1933-35 годы были важными для Карне. Общественная атмосфера тех лет сформировала его гражданские позиции. Совместная работа с Фейдером подготовила к самостоятельной творческой деятельности.
Февральские события 1934 года ― предотвращение фашистского путча, разгром заговорщиков, многотысячные антифашистские демонстрации и образование Народного фронта ― сплотили прогрессивную французскую интеллигенцию.
Вместе с Жаком Превером, Жан-Полем Ле Шануа, композитором Жозефом Косма, Марсель Карне вошёл в ассоциацию революционных писателей и артистов, основавших в 1935 году группу «Свободное кино». Надежды этих лет, вскоре убитые предательством министров, позором Мюнхена, войной, определили многие мотивы его произведений.
Автор статьи, написанной для «Словаря шестидесяти французских режиссеров», несомненно прав, говоря, что во всем своем творчестве Карне «остается тесно связанным с эпохой Народного фронта» [30] “Cahiers du cinéma”, mai 1957, № 71, p. 52. Статья без подписи.
. «Популистские мотивы» его фильмов, неизменный интерес Карне к народной жизни, верность героям, обойденным счастьем и богатством, берут начало в социальной атмосфере того времени. Так же как ноты разочарования и пессимизма, которые после кризиса 1937 года зазвучат в «Набережной туманов», «Северном отеле» и «День начинается».

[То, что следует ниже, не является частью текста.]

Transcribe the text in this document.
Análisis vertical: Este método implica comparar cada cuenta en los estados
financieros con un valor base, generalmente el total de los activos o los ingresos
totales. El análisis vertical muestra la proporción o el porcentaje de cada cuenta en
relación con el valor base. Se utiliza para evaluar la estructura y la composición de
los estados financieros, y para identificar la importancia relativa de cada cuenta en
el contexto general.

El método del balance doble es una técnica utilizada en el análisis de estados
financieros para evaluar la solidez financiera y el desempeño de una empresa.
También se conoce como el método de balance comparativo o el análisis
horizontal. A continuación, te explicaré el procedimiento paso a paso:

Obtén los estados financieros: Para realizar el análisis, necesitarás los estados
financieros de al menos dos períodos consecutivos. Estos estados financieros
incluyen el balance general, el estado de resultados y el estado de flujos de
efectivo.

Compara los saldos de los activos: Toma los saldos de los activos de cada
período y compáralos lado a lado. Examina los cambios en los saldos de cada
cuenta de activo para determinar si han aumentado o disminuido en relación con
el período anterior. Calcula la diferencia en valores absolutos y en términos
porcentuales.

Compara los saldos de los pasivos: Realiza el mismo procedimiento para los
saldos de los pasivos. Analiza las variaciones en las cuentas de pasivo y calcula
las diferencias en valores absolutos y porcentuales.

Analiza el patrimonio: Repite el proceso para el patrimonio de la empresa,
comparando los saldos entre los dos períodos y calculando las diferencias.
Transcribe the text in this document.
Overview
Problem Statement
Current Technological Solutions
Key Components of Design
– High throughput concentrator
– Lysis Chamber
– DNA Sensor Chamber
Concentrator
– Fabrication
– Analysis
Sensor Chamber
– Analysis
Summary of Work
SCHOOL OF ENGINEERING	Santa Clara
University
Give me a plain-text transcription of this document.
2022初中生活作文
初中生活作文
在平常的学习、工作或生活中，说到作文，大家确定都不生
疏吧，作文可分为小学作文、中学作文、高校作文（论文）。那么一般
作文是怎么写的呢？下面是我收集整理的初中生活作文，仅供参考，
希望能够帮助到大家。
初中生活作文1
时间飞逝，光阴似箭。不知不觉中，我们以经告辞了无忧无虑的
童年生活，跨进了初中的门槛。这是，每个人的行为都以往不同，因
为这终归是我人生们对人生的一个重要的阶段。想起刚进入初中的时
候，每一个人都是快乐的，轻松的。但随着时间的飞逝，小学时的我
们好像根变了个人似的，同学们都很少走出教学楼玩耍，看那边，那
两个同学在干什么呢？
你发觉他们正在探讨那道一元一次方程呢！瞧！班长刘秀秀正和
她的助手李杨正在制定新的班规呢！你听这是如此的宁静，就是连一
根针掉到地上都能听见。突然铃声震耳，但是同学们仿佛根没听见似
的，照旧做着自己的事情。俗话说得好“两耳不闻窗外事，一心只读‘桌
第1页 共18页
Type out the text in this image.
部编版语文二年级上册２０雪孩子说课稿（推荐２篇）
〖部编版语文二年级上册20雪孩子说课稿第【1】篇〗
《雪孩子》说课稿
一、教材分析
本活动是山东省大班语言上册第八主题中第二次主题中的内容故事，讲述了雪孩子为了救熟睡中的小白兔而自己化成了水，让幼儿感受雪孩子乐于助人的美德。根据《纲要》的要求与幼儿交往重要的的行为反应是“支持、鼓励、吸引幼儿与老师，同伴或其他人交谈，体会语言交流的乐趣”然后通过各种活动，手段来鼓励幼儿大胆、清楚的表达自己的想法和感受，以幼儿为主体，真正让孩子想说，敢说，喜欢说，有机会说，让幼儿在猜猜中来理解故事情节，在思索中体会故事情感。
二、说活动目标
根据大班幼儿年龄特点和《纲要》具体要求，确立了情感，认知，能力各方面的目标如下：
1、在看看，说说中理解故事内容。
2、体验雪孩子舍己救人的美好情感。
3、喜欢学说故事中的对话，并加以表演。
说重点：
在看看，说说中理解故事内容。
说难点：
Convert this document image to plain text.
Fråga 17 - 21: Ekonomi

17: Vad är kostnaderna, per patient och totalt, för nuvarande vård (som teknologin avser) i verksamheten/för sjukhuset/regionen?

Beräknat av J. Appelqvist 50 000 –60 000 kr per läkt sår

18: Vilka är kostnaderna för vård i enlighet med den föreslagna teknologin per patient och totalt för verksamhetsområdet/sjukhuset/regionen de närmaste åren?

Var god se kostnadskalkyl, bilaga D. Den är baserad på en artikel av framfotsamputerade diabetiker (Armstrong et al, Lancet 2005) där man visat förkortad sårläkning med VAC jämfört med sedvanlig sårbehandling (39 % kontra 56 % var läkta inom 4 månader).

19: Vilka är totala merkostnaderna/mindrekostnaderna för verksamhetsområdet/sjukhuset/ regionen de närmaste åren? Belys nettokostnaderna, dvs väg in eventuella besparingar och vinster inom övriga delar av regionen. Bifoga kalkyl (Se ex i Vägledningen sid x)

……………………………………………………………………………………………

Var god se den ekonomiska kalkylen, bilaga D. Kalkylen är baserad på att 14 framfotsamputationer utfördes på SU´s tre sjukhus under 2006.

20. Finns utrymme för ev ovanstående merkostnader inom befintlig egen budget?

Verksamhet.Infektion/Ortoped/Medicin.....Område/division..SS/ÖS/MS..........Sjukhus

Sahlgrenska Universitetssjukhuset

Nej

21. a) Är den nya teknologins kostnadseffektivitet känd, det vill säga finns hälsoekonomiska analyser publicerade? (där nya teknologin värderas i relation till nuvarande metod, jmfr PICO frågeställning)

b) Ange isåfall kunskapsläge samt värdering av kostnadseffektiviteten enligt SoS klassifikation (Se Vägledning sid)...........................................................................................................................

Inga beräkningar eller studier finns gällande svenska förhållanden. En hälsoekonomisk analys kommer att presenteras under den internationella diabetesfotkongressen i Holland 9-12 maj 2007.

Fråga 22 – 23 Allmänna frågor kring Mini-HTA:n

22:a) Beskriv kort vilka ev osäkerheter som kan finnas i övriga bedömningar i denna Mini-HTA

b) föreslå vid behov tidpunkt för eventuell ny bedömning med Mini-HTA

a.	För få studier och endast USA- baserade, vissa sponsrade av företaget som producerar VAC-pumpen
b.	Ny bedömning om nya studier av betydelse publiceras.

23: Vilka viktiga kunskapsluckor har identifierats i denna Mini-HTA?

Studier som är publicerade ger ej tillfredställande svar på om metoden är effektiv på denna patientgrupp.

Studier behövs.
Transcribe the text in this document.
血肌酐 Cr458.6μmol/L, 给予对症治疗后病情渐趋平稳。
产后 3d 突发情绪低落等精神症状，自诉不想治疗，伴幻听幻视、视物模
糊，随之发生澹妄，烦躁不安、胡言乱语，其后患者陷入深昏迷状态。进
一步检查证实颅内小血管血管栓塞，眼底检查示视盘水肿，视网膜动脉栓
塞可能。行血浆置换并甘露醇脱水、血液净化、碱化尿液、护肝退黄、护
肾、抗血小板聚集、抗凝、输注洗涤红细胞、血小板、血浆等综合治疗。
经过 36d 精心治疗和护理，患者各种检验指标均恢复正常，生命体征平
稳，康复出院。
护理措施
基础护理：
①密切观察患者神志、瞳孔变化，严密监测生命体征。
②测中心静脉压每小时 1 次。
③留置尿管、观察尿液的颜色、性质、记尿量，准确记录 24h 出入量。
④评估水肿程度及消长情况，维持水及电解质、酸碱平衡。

Нельзя, конечно, забывать и о влиянии Фейдера. Карне недаром называет себя выходцем из его школы. Фильмы Фейдера дали молодому ассистенту не только настоящий профессионализм. В чем-то они формировали мироощущение Карне, его подход к изображению действительности.
Тоскливый колорит безвременья, господствующий в «Большой игре» и «Пансионе Мимоза», казалось бы, не соответствовал тональности эпохи. Но то, что в период общественного подъёма могло восприниматься лишь как смутные предчувствия, несколько лет спустя стало реальностью. Надежды, которые развенчивал Фейдер, и в самом деле оказались иллюзорными. «Странной войне» предшествовал «странный мир» конца тридцатых годов, дышавший безысходностью.